When it was our turn at Whittington lock we wondered whether the constant sound of water at the cottage might be a bit annoying, especially at night; the noisy bywash runs directly under the house.
The red sandstone of the cave dwellings at Kinver outcrops in various other places along the canal. Just south of Austcliff Bridge the canal bends sharply to the left around Austcliff Rock. Of course that’s where we spotted the bow of an oncoming boat. The horn was urgently deployed –we saw him first - but we managed to pass each other without incident.
The picture was taken looking back; as well as the lack of visibility on a sharp bend the canal is very narrow here too. Shortly afterwards we came to Cookley tunnel, where the east portal has houses high up above it. The canal turns through 90 degrees after the tunnel and naturally we met a boat there – both horns sounded at once. The oncoming boat was a long one and needed to pass us on the ‘wrong’ side in order to get lined up for the tunnel. The adjustment of our position didn’t take long and on we went. Debdale lock came next; on the offside is a cliff with a cave cut into it.
It is said that this was used as a stable but how a horse was persuaded to get over there I can’t imagine. There is a footbridge over the canal (under which Chuffed is passing in the photo below) which leads to a steep path leading up the cliff. Maybe in earlier times the bridge had ramps rather than steps at each end.
We stopped on the busy Wolverley visitor moorings, just above the lock, for lunch. Then it was time for shorts as the sun had come out at last. The pub beside the lock was busy on a sunny Saturday afternoon. The ground paddle on the towpath side is one of those which produces a fountain when you wind it up …. well I do like to entertain the gongoozlers! anyway clothes dry quickly when the sun is out. Wolverley lock is very hard work. I needed help to get the top gate closed when it was our turn, and then the bottom paddles were very stiff too. Next came Wolverley Court lock, which only drops a few feet unlike the deep one at the pub. The gate paddles on the top gate were very awkwardly placed. To reach the one on the towpath side I had to lean out across the water, and to operate the other one I had to stand on the footboard. Your windlass goes down into the gap between the paddle gear and the end post as you hang on to the rail to save yourself from falling in.
At least closing the paddles is straightforward. Now we were approaching Kidderminster. Some of the tree stumps at the bottom of the gardens have been carved rather fetchingly.

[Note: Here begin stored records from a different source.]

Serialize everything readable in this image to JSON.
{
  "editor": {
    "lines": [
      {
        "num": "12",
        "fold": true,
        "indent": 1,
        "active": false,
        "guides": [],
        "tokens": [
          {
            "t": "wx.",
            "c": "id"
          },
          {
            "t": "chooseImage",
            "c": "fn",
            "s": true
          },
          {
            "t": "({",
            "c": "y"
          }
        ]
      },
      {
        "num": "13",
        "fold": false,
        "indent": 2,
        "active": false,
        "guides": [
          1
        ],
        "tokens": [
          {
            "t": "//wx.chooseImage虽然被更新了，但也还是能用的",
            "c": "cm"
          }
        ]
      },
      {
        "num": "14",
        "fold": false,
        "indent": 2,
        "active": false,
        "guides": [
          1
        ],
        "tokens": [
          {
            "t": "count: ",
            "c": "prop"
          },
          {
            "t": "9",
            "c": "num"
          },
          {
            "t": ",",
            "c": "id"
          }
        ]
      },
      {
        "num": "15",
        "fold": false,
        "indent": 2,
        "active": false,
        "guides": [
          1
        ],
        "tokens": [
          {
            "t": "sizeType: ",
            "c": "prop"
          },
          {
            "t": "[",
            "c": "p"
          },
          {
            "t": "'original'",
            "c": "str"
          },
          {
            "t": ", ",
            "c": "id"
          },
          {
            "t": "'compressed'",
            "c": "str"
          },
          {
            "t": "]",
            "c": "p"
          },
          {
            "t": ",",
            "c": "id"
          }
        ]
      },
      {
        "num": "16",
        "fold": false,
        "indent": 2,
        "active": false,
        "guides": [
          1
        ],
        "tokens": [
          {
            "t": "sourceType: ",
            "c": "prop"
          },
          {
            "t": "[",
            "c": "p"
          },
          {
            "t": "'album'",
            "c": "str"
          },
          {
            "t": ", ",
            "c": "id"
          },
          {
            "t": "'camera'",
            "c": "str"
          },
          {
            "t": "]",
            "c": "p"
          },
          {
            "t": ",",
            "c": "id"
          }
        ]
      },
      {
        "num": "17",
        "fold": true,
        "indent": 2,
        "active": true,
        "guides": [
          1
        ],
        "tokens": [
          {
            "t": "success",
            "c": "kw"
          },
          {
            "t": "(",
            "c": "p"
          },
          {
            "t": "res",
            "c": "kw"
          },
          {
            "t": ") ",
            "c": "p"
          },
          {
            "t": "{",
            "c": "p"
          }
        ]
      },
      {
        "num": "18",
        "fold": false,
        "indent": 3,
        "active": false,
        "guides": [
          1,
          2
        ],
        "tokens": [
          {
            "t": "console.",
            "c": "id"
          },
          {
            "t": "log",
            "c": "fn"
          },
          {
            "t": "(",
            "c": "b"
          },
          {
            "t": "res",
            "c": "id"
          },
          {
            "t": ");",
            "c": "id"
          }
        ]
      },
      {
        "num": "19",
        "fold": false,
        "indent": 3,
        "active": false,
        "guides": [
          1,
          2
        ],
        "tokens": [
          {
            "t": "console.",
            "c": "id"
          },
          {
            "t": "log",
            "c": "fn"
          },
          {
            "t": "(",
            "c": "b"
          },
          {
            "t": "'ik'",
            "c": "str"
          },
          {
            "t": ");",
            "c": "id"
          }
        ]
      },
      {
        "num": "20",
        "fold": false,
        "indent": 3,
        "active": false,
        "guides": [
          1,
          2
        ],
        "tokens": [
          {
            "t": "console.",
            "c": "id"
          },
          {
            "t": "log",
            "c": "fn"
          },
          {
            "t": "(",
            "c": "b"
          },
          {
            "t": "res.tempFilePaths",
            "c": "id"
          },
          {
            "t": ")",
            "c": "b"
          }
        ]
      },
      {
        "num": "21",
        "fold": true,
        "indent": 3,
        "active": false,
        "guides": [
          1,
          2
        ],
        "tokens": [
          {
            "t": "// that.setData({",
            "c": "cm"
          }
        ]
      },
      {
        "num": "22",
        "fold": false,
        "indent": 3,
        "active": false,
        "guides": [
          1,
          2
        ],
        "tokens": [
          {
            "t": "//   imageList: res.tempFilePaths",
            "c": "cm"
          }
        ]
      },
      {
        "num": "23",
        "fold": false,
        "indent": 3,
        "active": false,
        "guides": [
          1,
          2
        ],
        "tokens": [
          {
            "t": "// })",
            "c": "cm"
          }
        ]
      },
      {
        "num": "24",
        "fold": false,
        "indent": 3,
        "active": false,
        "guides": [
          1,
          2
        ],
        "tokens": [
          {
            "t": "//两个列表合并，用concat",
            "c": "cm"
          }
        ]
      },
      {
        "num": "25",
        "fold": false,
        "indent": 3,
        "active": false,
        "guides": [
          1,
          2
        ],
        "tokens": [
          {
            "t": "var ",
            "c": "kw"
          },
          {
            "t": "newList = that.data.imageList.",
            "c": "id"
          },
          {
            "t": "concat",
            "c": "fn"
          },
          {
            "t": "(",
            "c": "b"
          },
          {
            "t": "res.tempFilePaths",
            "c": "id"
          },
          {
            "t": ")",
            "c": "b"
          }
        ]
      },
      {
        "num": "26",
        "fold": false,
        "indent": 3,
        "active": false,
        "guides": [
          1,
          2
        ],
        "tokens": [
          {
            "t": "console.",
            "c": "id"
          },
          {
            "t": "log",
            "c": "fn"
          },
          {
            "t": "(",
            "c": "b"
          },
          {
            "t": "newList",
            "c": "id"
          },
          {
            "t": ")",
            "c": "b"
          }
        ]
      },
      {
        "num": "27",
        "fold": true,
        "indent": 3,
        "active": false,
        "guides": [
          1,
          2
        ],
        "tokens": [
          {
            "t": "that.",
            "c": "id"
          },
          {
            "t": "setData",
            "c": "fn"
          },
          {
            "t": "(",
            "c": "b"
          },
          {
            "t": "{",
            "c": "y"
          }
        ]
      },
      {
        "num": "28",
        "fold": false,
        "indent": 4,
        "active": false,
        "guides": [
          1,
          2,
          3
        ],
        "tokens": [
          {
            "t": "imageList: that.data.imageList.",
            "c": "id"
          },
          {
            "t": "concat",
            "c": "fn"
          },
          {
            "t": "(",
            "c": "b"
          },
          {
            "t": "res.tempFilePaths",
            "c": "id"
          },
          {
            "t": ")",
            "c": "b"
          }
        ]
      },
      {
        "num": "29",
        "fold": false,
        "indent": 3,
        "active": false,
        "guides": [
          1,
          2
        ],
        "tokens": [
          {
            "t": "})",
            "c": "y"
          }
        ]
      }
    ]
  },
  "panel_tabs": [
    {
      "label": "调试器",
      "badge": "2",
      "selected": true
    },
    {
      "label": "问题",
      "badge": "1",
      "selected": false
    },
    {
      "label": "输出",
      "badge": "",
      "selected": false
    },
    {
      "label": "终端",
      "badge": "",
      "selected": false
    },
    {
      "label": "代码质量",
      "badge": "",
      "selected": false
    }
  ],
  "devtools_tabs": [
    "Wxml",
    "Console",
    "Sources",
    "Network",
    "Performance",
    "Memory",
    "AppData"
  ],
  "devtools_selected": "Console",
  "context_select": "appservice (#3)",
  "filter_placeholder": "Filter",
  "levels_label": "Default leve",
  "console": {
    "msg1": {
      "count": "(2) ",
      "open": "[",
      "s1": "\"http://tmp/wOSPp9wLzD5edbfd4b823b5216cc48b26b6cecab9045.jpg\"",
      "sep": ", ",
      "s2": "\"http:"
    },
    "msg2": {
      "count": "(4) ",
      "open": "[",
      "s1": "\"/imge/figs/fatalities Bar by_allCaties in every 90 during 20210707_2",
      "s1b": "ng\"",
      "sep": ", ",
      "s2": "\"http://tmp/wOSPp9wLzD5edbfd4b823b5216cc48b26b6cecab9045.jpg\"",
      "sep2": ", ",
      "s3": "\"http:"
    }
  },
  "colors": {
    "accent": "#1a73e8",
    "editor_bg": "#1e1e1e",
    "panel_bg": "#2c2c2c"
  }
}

The slow boat we had been following pulled in on the visitor moorings and we went on to Kidderminster lock. There is an obligatory photo to be taken here.
As we passed through the industrial area further along we could see a large group of the local yoof congregating close to the canal. Our front doors were closed so we just kept to the centre of the canal but there was no need to worry – a police car screamed round the corner, lights and siren going, and the teenagers scattered like leaves before a garden blower.
We carried on for a while to get out of the town and pulled in on a sunny stretch of towpath after Oldrington Bridge and the last of the industry. There is a good long stretch of piling there and it was a beautiful evening.